A ANPD concluiu que a empresa realizou o tratamento de dados pessoais sem fundamento em base legal (infração ao artigo 7º da LGPD), ausência de indicação de encarregado pelo tratamento de dados pessoais (infração ao artigo 41 da LGPD) e não fornecimento de documentos e suporte à atuação de fiscalização da autoridade (infração ao artigo 5º do Regulamento de Fiscalização da ANPD).
Primeiramente, a ANPD aplicou uma advertência à empresa, e, posteriormente, a condenou ao pagamento de multa no valor de R$ 14.400,00, com limitação do valor para cada infração limitado a 2% do seu faturamento bruto da microempresa, conforme disposto no artigo 52, II, da LGPD. Vale destacar que apesar de os valores não serem vultuosos, a empresa multada é de pequeno porte e foi utilizado o cálculo do Regulamento da Dosimetria da Pena da própria ANPD², indicando o início da utilização, pela Autoridade dos critérios recém- aprovados por ela.

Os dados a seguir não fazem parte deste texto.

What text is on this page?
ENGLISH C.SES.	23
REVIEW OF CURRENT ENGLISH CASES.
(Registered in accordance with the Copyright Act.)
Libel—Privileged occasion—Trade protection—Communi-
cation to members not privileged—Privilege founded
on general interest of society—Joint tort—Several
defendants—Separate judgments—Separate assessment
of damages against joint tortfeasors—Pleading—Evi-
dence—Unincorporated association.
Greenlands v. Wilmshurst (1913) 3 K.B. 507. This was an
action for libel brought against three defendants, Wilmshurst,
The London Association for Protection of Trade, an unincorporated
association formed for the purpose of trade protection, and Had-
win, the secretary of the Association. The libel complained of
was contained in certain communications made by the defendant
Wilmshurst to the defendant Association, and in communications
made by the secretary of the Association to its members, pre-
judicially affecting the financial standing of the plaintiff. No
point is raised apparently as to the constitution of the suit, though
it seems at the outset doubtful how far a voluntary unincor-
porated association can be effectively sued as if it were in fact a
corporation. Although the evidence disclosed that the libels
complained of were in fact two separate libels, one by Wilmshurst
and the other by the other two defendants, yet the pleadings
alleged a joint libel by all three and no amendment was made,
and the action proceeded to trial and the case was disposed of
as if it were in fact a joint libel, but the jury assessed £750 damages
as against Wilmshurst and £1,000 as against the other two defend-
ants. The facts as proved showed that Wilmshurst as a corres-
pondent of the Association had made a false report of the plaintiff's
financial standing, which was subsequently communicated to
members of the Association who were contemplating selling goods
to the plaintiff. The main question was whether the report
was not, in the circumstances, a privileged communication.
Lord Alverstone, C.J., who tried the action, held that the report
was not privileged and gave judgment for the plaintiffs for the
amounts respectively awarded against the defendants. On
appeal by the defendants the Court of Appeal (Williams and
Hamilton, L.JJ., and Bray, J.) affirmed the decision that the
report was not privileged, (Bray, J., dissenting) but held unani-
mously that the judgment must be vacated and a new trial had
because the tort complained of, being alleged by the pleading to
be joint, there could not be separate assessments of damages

Esta decisão oferece pontos interessantes para análise. O primeiro deles está no fato de a ANPD ter multado uma empresa de pequeno porte. Muitos comentaristas da LGPD traziam a certeza de que a primeira multa seria aplicada a uma grande empresa, provavelmente do setor de tecnologia.
Ainda, vale reiterar que a ausência de colaboração da empresa multada também serviu de base a majorar a dosimetria da pena aplicada nesta primeira sanção.
Ponto de Destaque: A ANPD reconheceu a importância do cargo do DPO (Data Protection Officer) das empresas, uma vez que parte da sanção à empresa em questão foi decorrente da ausência de nomeação de um DPO. Sendo assim, destaca-se a necessidade de as empresas que ainda não se adequaram completamente à LGPD, iniciarem um processo de construção de políticas de proteção aos dados dos clientes, sobretudo com nomeação e contratação de um DPO, conforme preconiza a LGPD, uma vez que a ANPD já demonstrou que essa é uma das ocorrências de possíveis sanções e multas pecuniárias.
- A própria ANPD foi multada pelo TRF3.
Trata-se de um caso em que a União, a Dataprev, a Caixa e a própria ANPD foram consideradas solidariamente responsáveis em indenizar em 15 mil reais cada titular de dados pessoais que teve seus dados do programa Auxílio Brasil vazados.
Este caso teve ainda um desdobramento inesperado: O TRF3 interpretou que a ANPD, ao deixar de averiguar os vazamentos e de controlar a conscientização do cenário de privacidade e proteção de dados no Brasil, tornou-se corresponsável pelo vazamento ocorrido nos datacenters do Governo Federal.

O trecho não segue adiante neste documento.